Airline On-Time Statistics and delays Causes from 2008

Analysis
PowerPoint
Presentation
Code
Design
Authors
Published

December 5, 2025

In the Fall 2025, semester I as well as three other group members conducted a group project where we took a public data set, analyzed it, and created four different visual representations of the data. Our public data set that we chose focused on flight records, specifically delay and departure/arrival times in the first six months of the year 2008. From this data, we were able to come up with four different questions that were able to be answered from our visual representations.

We wanted to understand whether certain airports experience carrier delays more often than others. We first reduced the data to the origin and the carrier delay, then we added a column that did an if-statement getting rid of the data if there was not a carrier delay. We then took the top 7 airports and did a count-if-statement that counted the amount of carrier delays at the top 7 busiest airports. Once we had all of that information, we then put it into a bar graph. We picked the bar graph because it compares the airports side by side giving us a better way to show the difference between them.

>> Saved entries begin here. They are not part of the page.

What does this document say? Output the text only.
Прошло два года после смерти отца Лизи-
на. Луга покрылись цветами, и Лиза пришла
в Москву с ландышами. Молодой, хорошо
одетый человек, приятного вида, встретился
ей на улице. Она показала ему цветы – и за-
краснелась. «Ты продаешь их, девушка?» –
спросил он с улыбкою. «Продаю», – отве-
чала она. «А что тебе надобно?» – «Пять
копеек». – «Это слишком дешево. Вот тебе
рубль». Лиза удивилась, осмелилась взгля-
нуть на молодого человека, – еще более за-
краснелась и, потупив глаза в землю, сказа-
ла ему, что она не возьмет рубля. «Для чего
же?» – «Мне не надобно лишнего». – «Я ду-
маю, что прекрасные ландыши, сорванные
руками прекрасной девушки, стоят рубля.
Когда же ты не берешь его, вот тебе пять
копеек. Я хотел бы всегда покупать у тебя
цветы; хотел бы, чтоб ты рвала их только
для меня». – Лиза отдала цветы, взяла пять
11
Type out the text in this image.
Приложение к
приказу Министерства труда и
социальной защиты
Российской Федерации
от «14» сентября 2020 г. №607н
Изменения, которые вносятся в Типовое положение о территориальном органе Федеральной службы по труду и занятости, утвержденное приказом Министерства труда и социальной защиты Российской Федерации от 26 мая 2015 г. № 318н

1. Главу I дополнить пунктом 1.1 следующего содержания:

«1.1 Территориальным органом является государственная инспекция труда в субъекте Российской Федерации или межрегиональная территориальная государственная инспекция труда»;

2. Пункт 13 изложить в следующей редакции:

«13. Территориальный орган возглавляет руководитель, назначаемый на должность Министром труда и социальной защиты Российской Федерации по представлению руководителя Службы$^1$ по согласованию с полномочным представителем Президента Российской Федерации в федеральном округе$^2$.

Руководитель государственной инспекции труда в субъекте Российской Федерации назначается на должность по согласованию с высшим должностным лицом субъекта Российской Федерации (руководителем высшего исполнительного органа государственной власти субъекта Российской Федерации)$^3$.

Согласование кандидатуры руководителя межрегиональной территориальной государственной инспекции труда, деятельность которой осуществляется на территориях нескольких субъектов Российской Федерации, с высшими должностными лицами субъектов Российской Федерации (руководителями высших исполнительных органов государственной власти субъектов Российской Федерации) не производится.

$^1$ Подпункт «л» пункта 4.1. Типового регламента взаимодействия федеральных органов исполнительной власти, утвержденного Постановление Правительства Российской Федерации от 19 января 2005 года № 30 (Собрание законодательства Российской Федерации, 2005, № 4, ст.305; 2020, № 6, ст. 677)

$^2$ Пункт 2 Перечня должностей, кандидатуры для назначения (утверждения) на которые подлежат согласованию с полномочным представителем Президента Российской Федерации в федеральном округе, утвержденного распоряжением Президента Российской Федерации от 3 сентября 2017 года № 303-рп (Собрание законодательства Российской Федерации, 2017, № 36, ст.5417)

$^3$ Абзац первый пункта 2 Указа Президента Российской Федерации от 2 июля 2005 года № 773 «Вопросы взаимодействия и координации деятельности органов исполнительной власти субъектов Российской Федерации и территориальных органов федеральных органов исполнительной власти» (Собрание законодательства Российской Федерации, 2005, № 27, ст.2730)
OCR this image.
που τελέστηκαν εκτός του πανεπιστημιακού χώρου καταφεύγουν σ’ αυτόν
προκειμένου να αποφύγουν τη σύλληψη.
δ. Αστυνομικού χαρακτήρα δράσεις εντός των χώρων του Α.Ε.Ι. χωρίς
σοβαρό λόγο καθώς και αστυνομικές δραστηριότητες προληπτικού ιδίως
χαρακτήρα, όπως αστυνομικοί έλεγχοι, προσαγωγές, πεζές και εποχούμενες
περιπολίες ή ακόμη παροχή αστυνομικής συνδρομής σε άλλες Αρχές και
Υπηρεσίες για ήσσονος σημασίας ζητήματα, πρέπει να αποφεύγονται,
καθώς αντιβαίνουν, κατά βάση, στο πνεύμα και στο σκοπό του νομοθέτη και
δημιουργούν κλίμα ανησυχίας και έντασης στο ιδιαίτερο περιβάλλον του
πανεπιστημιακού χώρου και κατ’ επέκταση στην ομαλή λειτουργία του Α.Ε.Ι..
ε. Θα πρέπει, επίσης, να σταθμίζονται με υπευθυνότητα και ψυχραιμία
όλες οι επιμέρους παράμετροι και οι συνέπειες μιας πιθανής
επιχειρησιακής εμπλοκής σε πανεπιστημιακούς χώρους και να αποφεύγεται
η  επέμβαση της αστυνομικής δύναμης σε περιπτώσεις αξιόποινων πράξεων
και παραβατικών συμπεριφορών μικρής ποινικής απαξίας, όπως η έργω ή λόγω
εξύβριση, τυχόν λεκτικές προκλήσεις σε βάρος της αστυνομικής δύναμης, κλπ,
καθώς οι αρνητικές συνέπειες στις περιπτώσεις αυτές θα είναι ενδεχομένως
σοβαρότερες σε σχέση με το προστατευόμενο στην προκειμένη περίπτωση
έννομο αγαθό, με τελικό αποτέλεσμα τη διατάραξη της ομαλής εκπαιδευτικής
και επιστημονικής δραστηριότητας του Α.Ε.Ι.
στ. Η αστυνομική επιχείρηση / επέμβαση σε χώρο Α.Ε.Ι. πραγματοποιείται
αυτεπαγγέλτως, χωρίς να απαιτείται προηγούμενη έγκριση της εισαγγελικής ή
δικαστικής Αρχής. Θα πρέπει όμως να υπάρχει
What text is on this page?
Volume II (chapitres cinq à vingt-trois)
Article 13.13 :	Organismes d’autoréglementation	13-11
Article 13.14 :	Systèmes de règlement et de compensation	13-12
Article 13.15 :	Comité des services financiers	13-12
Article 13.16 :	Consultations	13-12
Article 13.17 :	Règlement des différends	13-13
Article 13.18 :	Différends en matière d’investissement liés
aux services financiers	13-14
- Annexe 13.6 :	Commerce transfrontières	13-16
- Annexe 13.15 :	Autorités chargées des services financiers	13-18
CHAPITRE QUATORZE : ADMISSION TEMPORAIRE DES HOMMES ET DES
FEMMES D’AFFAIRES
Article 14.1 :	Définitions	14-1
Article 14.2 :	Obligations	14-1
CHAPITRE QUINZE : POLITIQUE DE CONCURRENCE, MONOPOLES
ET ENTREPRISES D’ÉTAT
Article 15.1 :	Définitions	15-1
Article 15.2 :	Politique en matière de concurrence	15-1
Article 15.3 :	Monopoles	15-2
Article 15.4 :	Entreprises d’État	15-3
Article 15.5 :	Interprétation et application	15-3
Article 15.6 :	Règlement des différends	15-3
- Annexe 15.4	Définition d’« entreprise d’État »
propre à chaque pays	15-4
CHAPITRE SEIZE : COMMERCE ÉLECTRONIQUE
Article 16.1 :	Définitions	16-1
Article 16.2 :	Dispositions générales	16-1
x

We wanted to see whether travel demand changed across the months such as spikes around holidays or weekends which can reveal patterns in the traveler behavior. Especially January being a very popular month of travel due to the holidays. We used excel by creating g a pivot table with “Days of the Month” as the tows and the values being the count of the number of flights per day. This gave us the total amount of flights per day in the month of January. We then used a time series to see whether or not the travel demand changes across the days of the month such as spikes in the earlier days of the month.

For this graph we are analyzing the Distribution of Flight Distances during the months of January and July in the year 2008. This question was particularly interesting to our group because many people in the airline industry could use this information to create more optimal flight routes based on distances. Our team used Excel to answer this question by creating a Histogram based on our data that we took from our original public data set. We then were able to see how many flights flew a certain distance and which bin they would be put into. We used Excel’s “recommended charts” function to create this graph. We also changed the color of the data in the graph from the normal “Microsoft Blue” to a different and more eye catching shade of blue. The last thing that we did to the graph was to minimize the amount of bins that we used in order to fit all of the labels horizontally. We did end up having to create the axis titles in the PowerPoint slide due to the fact that we could not rotate the vertical axis to make it horizontal.

We are testing whether there is a change in flight delat time based on the days of the week for the first month of January in 2008. We first created a new column naming it “Difference in Delay Prediction vs. Actual Delay”, to see the difference in delay time from predicted delay times according to the dataset. Creating a scatterplot we then decided to cut out all the negative value (flights that are earlier) to portray just the flights that were later than predicted. Lastly, we used the scatterplot to analyze which days of the week had longer and later delays and come up with our conclusion.